In the meantime, I’ll invite people to wish Here in Sanctuary–Whirling a happy birthday on social media. And the gift this book would love more than anything else, for anyone who feels so inclined, is a review on Amazon or Goodreads. I guarantee, unlike my kids, the book will not talk back, no matter what you say. Or if you’re not someone who ever reads poetry, you can say happy birthday by adding the book to your Goodreads “want to read” shelf.

One birthday party I am co-planning and looking forward to is my mother’s. She’s turning 90 just a few days after my book is officially born. I’m thankful she’s never cared about the color of the plates. I got to order the cake. It will not have a salamander.

 

 

The Second Child

Ironically, the day after I wrote the last post about my love/hate relationship with the spotlight, this wonderful feature of me in the Substack Starry, Starry Kite appeared. (Please check out this newsletter and subscribe!) So, I guess that means I’m doing my marketing homework.

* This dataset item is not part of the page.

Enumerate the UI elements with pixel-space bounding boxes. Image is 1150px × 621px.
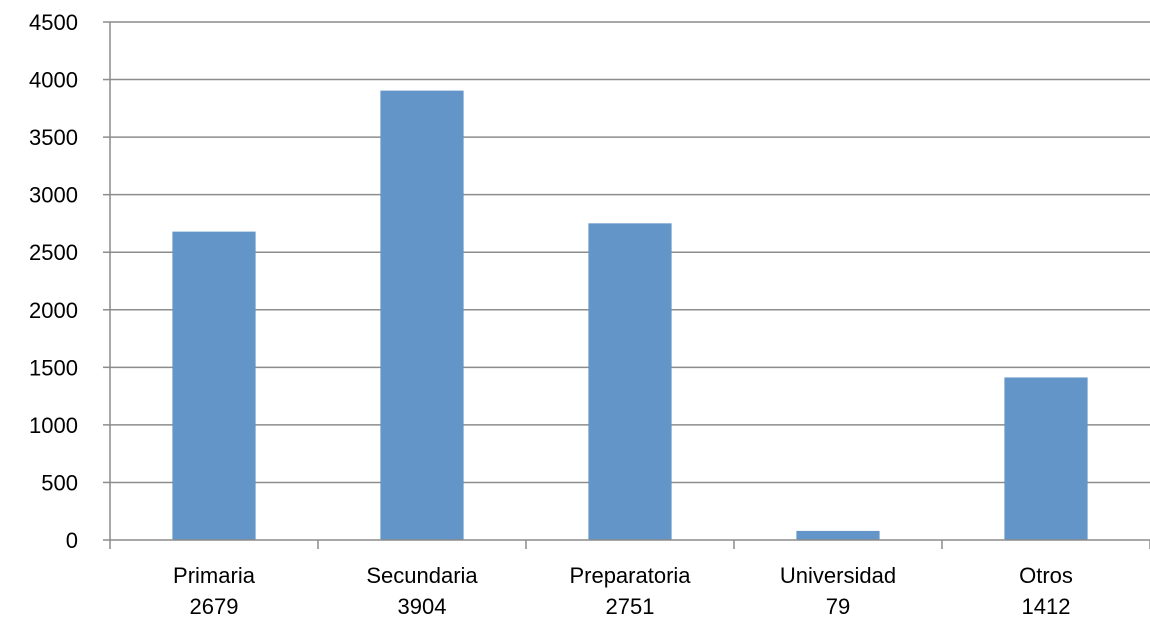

It feels overwhelming, but in the past few weeks I’ve doubled the time I’ve spent on social media, mostly searching for and posting to groups. I also culled lists for a final email blast inviting people to my book launch next week, updated my Amazon and Goodreads author pages, revised my website, talked up the book at local bookstores, wrote an article for my alumni association, and connected with a number of editors of journals I’ve been published in to ask them to spread the word about the book. Still on my list is to set up and publicize a Youtube channel, investigate more blogs and podcasts, and connect more with journals and other relevant groups I know on social media, etc. etc. It never ends.

And as I was going full-steam ahead, a surprise snuck up on me. My poetry book  Here in Sanctuary–Whirling was suddenly in its final stages of pre-publication. In fact, it’s scheduled to come out from Querencia Press in late February and can already be pre-ordered at this link.

So now I have two books to drum up the buzz about. It’s kind of like having a second child, and (like the way I felt before actually having a second child) I’m worried about giving each book the love and attention it deserves. I had a similar situation in 2006, when my two children’s books, Escaping Into the Night and Playing Dad’s Song came out within months of each other. Escaping Into the Night continued to do well, since its unusual Holocaust story generated a lot of interest from middle school students and teachers. But Playing Dad’s Song, a book very close to my heart about music as a healing force from grief and aimed at a slightly younger audience, never found its niche. And several people with knowledge of the industry suggested its lack of success might have been related to being published too soon after my first book.

But these two new books are thematically related, so my plan is to market them together and let the books build on each other, treating Here in Sanctuary–Whirling as more like a late-arriving twin than a second child. There’ll be some differences in audience, since not all fiction readers like to read poetry and vice/versa. But both books center on the very human stories related to immigrants and immigration justice–one through poetry, the other via short fiction. And I believe there’s an emotional core in both these books that matters, and that we need to tell these stories to soften hearts and reject the horrible rhetoric that depicts immigrants as less than people.

And this alone is reason enough to keep marketing–and braving the spotlight.